Message par Wapi » 13 Juin 2006, 14:40

Encore une fois, on n'en parle pas trop dans les médias français, mais la grève générale se poursuit en Guinée depuis 5 jours.

Hier, les policiers ont tiré sur des manifestant désarmés : 10 morts au moins ! :headonwall:

Sur un site Guinéen, kababachir.com :

a écrit :Poursuite de la grève en Guinée: Après l'échec du Gouvernement, place à la négociation.

Au cinquième jour de la grève décrétée par la centrale syndicale CNTG-USTG ce lundi, le mouvement a prie des allures inquiétantes. Les examens de fin d'année que le Gouvernement voulait qu'ils se tiennent coûte que coûte a tourné au vinaigre. Pour certains, c'est un échec total.

Pour rejoindre les centres d'examens du baccalauréat cette année à Conakry, les milliers de candidats, surveillants et autres encadreurs ont eu tout le problème du monde. Pour cause, les transporteurs sont entrés dans la danse avec fanfare. Car les rues de la capitale guinéenne sont restées désertes. Seuls les parents d'élèves véhiculés ont pu envoyé leurs enfants sans assez de problème.


Cependant, au moment du lancement des épreuves dans les centres, il a été constaté l'absence totale des surveillants. Conséquences, les élèves sont sortis pour manifester leur colère dans toutes les communes de la ville. Par contre, au centre d'examen du lycée Donka, les épreuves ont été lancées par le nouveau Ministre de l'enseignement Pré universitaire et de l'éducation civique, l'ex parlementaire Mamadou Bhoye Barry. Mais une dizaine de minutes plu tard, les candidats ont déserté par manque d'encadreurs.

A l'intérieur du pays, les choses n'ont pas aussi bougé, car au même titre que Conakry, les choses y ont été répercutées. Sauf dans des villes de Dubréka, Télimélé et Faranah où les autorités ont pu vite maîtriser la situation.

Côté dégâts, ils sont énormes. En plus des véhicules qui ont été endommagés, il y a des incidents malheureux qui ont causé des morts et des pertes matérielles importantes. A Nzérékoré, on signale 3 morts. Dans la haute banlieue de Conakry, on apprend que 3 personnes aussi ont succombé à la suite de violentes bagarres entre les forces de l'ordre et des élèves.

Quant à l'Escadron N°3 de Hamdallaye dans la commune de Ratoma, des manifestants ont attaqué cette brigade et fait libérer tous les prisonniers. Face au nombre important des manifestants, les gendarmes auraient pris la poudre d'escampette.

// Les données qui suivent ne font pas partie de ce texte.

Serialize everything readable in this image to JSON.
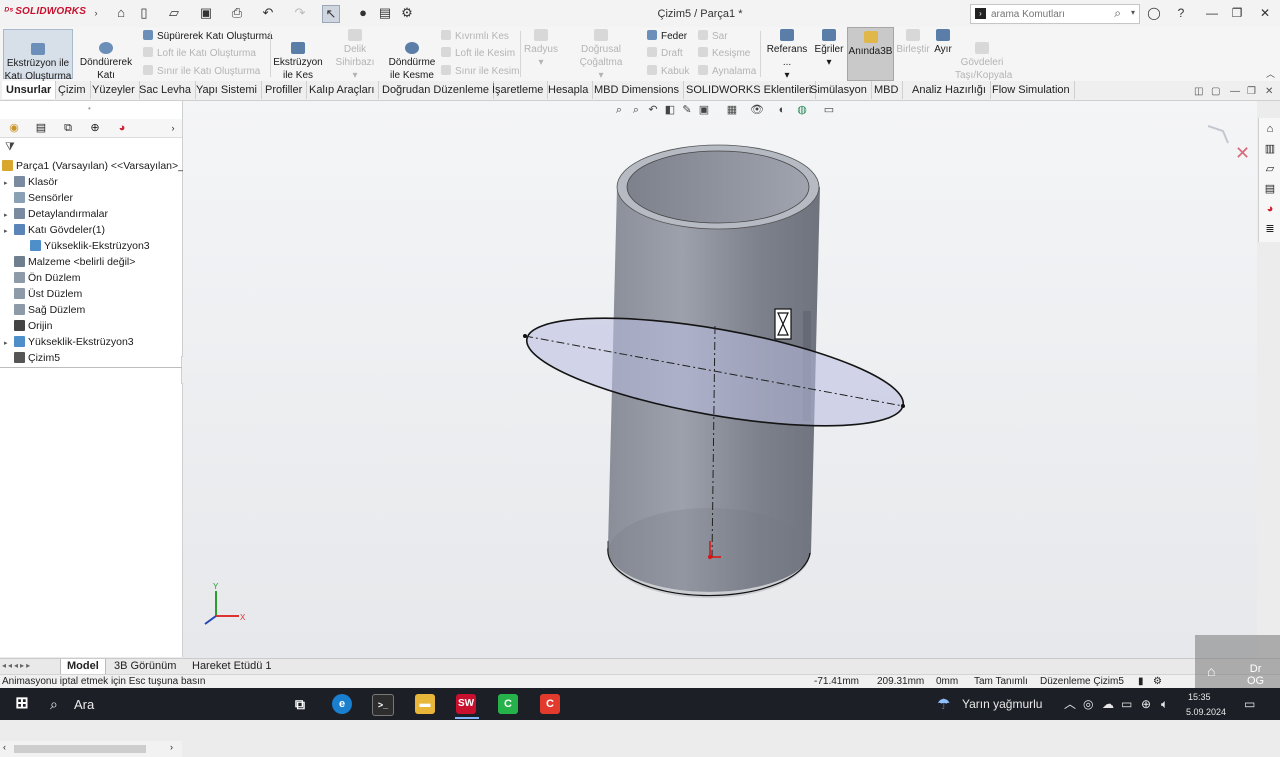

Au finish, nous nous sommes rendus à la bourse du travail qui est le point de refuge des syndicalistes. Un peu après notre arrivée, le Président Lansana Conté a envoyé des émissaires chez les syndicalistes afin que ces derniers se rendent à au Petit Palais pour négocier avec le Gouvernement en présence du chef de l'Etat. Pour l'heure, rien n'aura filtré de cet entretien qui du reste est très important pour la quiétude sociale qui se trouve aujourd'hui ébranlée par cette grève qui perdure.

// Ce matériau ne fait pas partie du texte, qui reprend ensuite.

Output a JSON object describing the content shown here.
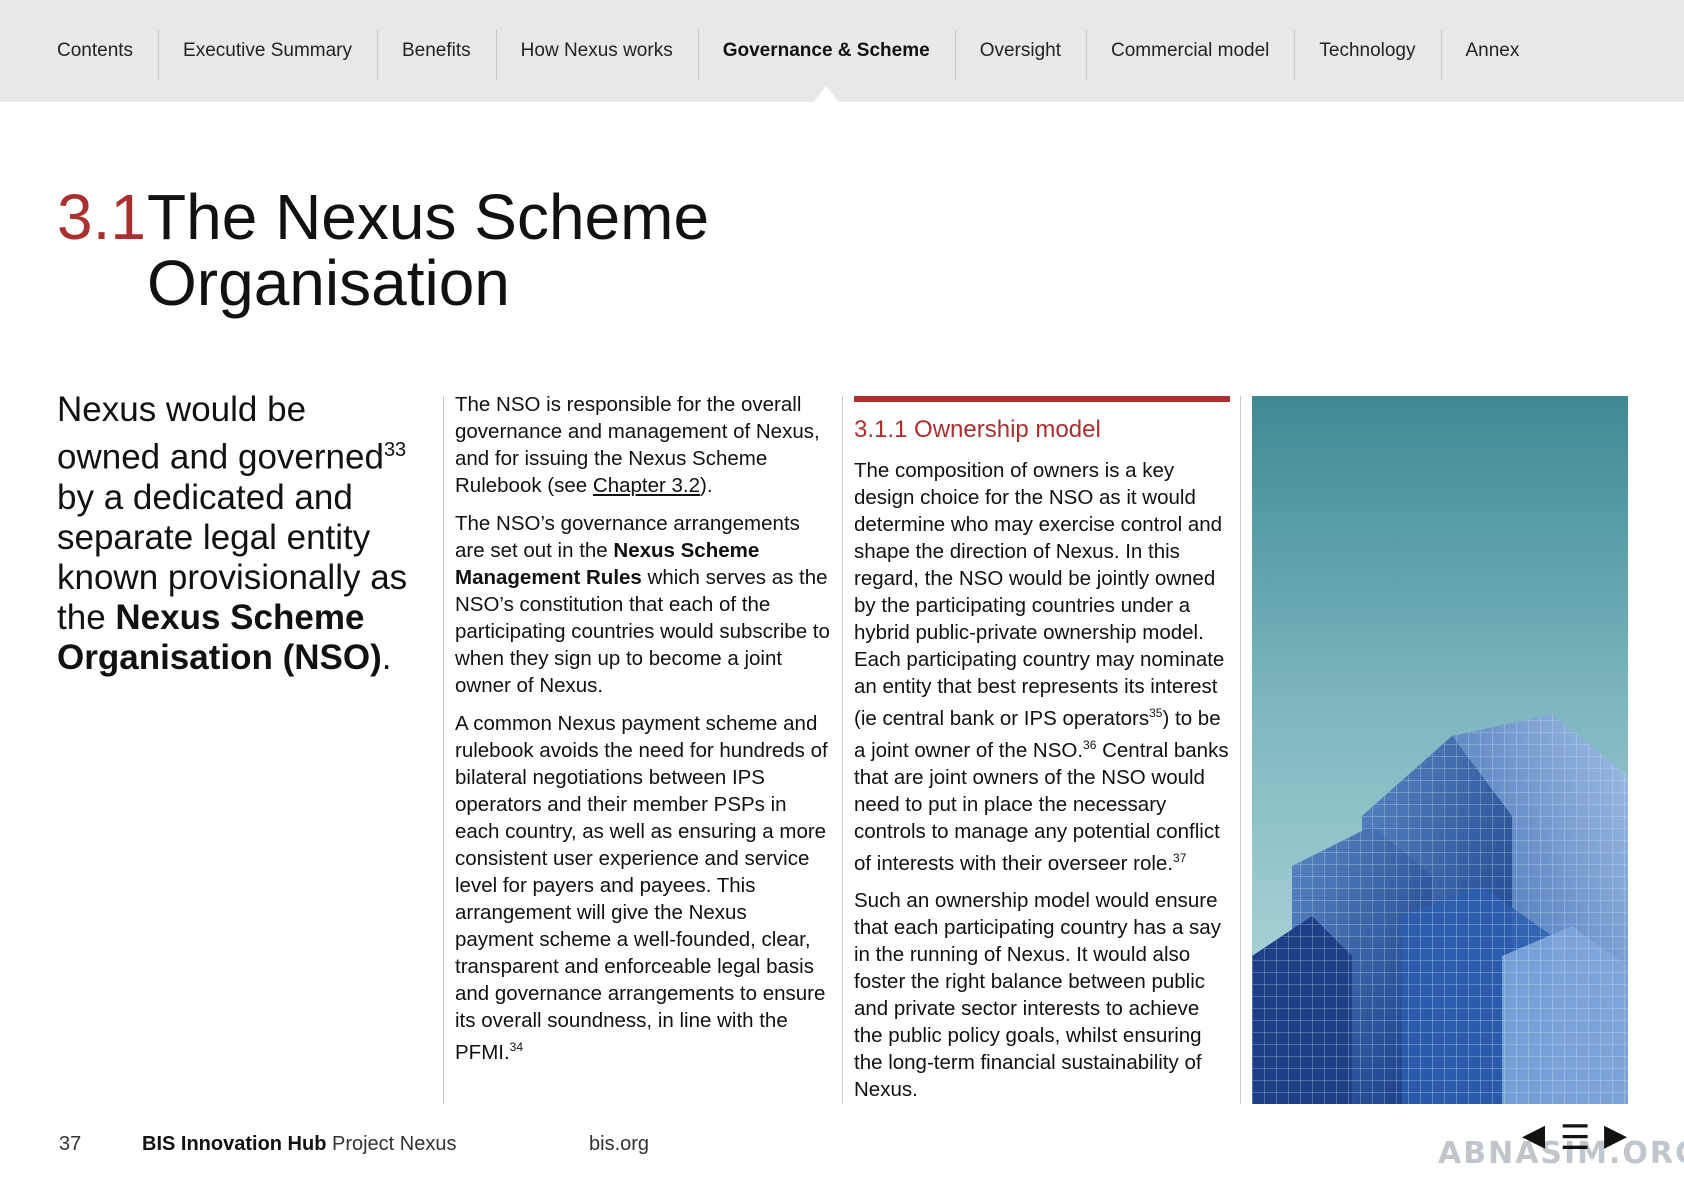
{
  "nav": {
    "items": [
      {
        "label": "Contents"
      },
      {
        "label": "Executive Summary"
      },
      {
        "label": "Benefits"
      },
      {
        "label": "How Nexus works"
      },
      {
        "label": "Governance & Scheme"
      },
      {
        "label": "Oversight"
      },
      {
        "label": "Commercial model"
      },
      {
        "label": "Technology"
      },
      {
        "label": "Annex"
      }
    ],
    "active": "Governance & Scheme"
  },
  "title": {
    "number": "3.1",
    "line1": "The Nexus Scheme",
    "line2": "Organisation"
  },
  "intro": {
    "pre": "Nexus would be owned and governed",
    "footnote": "33",
    "mid": " by a dedicated and separate legal entity known provisionally as the ",
    "bold": "Nexus Scheme Organisation (NSO)",
    "end": "."
  },
  "col2": {
    "p1_pre": "The NSO is responsible for the overall governance and management of Nexus, and for issuing the Nexus Scheme Rulebook (see ",
    "p1_link": "Chapter 3.2",
    "p1_post": ").",
    "p2_pre": "The NSO’s governance arrangements are set out in the ",
    "p2_bold": "Nexus Scheme Management Rules",
    "p2_post": " which serves as the NSO’s constitution that each of the participating countries would subscribe to when they sign up to become a joint owner of Nexus.",
    "p3": "A common Nexus payment scheme and rulebook avoids the need for hundreds of bilateral negotiations between IPS operators and their member PSPs in each country, as well as ensuring a more consistent user experience and service level for payers and payees. This arrangement will give the Nexus payment scheme a well-founded, clear, transparent and enforceable legal basis and governance arrangements to ensure its overall soundness, in line with the PFMI.",
    "p3_fn": "34"
  },
  "col3": {
    "heading": "3.1.1 Ownership model",
    "p1_a": "The composition of owners is a key design choice for the NSO as it would determine who may exercise control and shape the direction of Nexus. In this regard, the NSO would be jointly owned by the participating countries under a hybrid public-private ownership model. Each participating country may nominate an entity that best represents its interest (ie central bank or IPS operators",
    "p1_fn1": "35",
    "p1_b": ") to be a joint owner of the NSO.",
    "p1_fn2": "36",
    "p1_c": " Central banks that are joint owners of the NSO would need to put in place the necessary controls to manage any potential conflict of interests with their overseer role.",
    "p1_fn3": "37",
    "p2": "Such an ownership model would ensure that each participating country has a say in the running of Nexus. It would also foster the right balance between public and private sector interests to achieve the public policy goals, whilst ensuring the long-term financial sustainability of Nexus."
  },
  "footer": {
    "page": "37",
    "org_bold": "BIS Innovation Hub",
    "org_rest": " Project Nexus",
    "site": "bis.org"
  },
  "watermark": "ABNASIM.ORG",
  "controls": {
    "prev_icon": "◀",
    "menu_icon": "☰",
    "next_icon": "▶"
  },
  "colors": {
    "accent": "#a9302e",
    "nav_bg": "#e8e8e8"
  }
}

A l'instant, les choses commencent à se calmer et la grande muette est sur le qui-vive pour réprimer toutes manifestations. Des élèves en grand nombre sont bloqués au niveau du pont du 8 novembre. Ces derniers comptent marcher jusqu'à la présidence pour rencontrer le Président de la République. Ils ont des plaques sur lesquelles on peut lire "Abats Lansana Conté". Ce qui revient à dire que les choses ne sont pas encore rentrées dans l'ordre à Conakry. Nous y reviendrons !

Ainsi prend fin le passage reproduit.